Another Catholic journalist, Terry Monagle, also from The Age, adopts a similar line against celibacy. As a parish council president, he laments the structures and celibacy of the priesthood, and with insulting tones, attempts to psychoanalyse celibates.
I wonder if Jesus Christ, a celibate, and therefore, according to Monagle, a lonely, under-developed power-hungry man prone to perversions, would get a job at his parish?
Matthew Pinkney of the Herald Sun is another journalist who has repeated many myths about celibacy in the Catholic Church. One of his claims is that celibacy is causing vocations to the priesthood to decrease. But vocations world-wide have been increasing, although not uniformly. For the last three years, the total number of ordinations and diocesan seminarians in the world have increased. In Melbourne, this has been the case for the last five years.

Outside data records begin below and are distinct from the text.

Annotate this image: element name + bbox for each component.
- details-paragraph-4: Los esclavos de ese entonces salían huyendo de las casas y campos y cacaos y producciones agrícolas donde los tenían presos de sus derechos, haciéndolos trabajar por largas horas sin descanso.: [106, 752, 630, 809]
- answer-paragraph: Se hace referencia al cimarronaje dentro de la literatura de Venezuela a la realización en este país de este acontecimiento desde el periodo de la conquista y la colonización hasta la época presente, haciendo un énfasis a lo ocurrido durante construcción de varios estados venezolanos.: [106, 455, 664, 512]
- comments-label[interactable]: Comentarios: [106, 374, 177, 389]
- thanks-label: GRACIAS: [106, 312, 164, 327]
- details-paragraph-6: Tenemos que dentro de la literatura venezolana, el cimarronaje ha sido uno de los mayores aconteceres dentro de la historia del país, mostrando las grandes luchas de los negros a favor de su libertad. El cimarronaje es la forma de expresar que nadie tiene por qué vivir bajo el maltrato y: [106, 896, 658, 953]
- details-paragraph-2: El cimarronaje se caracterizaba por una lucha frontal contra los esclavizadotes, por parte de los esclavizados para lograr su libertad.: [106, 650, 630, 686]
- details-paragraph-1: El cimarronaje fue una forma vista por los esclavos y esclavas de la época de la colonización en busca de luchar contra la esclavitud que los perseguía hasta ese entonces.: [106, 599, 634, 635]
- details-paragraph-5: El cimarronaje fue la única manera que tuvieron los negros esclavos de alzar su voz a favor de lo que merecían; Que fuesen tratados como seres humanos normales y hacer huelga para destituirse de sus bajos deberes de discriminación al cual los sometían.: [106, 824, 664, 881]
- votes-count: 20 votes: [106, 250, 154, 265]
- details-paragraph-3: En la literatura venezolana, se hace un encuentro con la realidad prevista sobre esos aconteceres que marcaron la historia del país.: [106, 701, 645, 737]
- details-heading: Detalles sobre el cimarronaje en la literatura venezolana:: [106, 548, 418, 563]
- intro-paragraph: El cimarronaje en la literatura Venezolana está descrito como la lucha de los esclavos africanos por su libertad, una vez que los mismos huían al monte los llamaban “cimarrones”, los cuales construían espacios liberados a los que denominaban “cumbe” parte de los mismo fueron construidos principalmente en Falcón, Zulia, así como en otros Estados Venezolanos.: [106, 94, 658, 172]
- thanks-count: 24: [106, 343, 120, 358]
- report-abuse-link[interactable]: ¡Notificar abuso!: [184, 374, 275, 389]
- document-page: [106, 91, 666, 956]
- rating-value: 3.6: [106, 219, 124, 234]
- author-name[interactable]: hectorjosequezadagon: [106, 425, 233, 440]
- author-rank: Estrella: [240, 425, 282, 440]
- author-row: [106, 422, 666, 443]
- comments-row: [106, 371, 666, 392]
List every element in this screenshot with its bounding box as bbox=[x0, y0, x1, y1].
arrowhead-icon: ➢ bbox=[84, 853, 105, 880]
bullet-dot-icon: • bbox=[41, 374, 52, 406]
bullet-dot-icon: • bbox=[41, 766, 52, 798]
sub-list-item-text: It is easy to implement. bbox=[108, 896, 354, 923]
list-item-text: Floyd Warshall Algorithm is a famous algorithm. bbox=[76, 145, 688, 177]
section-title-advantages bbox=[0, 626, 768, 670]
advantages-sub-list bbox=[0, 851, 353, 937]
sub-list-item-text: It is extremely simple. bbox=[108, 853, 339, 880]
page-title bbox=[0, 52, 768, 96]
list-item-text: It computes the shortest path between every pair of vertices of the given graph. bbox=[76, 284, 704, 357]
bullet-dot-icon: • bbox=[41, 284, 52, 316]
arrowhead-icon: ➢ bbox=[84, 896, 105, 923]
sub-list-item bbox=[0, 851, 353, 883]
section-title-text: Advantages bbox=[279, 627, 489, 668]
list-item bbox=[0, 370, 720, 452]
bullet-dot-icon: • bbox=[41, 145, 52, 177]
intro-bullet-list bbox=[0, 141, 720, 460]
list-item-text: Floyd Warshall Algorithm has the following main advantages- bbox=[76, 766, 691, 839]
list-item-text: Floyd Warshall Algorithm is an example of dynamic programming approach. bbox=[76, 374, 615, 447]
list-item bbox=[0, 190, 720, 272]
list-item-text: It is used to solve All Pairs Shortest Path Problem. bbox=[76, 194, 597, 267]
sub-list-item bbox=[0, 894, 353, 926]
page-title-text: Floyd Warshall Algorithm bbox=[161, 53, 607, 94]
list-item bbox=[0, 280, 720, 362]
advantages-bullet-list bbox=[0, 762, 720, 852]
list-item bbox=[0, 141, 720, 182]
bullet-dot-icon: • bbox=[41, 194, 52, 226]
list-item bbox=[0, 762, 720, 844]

The present sex-abuse scandal has demoralised clergy and laity. Damage, almost irreparable, has been done. However, unlike some comments I have heard or read, this is not the time for the Church, Catholics, or priests to be silenced (on important social and ethical issues) or hide and go under-ground. Rather, this is a time to unite, close ranks and be all the more visible in living the Gospel, especially in deed as much as in word.
Moral corruption in the clergy is not new - remember the pre-Trent state of the Church. Then, as now, our deliverance will be through the moral example and holiness of Catholics and Catholic leaders present and future.
It remains true that some Catholic bishops, priests, religious sisters and brothers have failed God, the Church, fellow Catholics and, most especially, the young. Please God, these sins and neglect will not undo the great work of the vast majority of bishops, priests, religious and lay Catholics who help, guide and inspire young people. The two million youth from around the world who turned up to be with the Pope at Tor Vergada for World Youth Day in 2000 can't be wrong!
The future of the Church is not in the hands of sex-abusers or its enemies that smell her blood in the water like sharks. It is in the hands of these young people - among whom are future priests and religious, future leaders and parents; and, most of all, it is in the hands of the Holy Spirit.
Fr Paul Stuart B.Th, STL, is the Director of Vocations, Archdiocese of Melbourne, and Dean of Studies and Students, Corpus Christi College Seminary, Melbourne.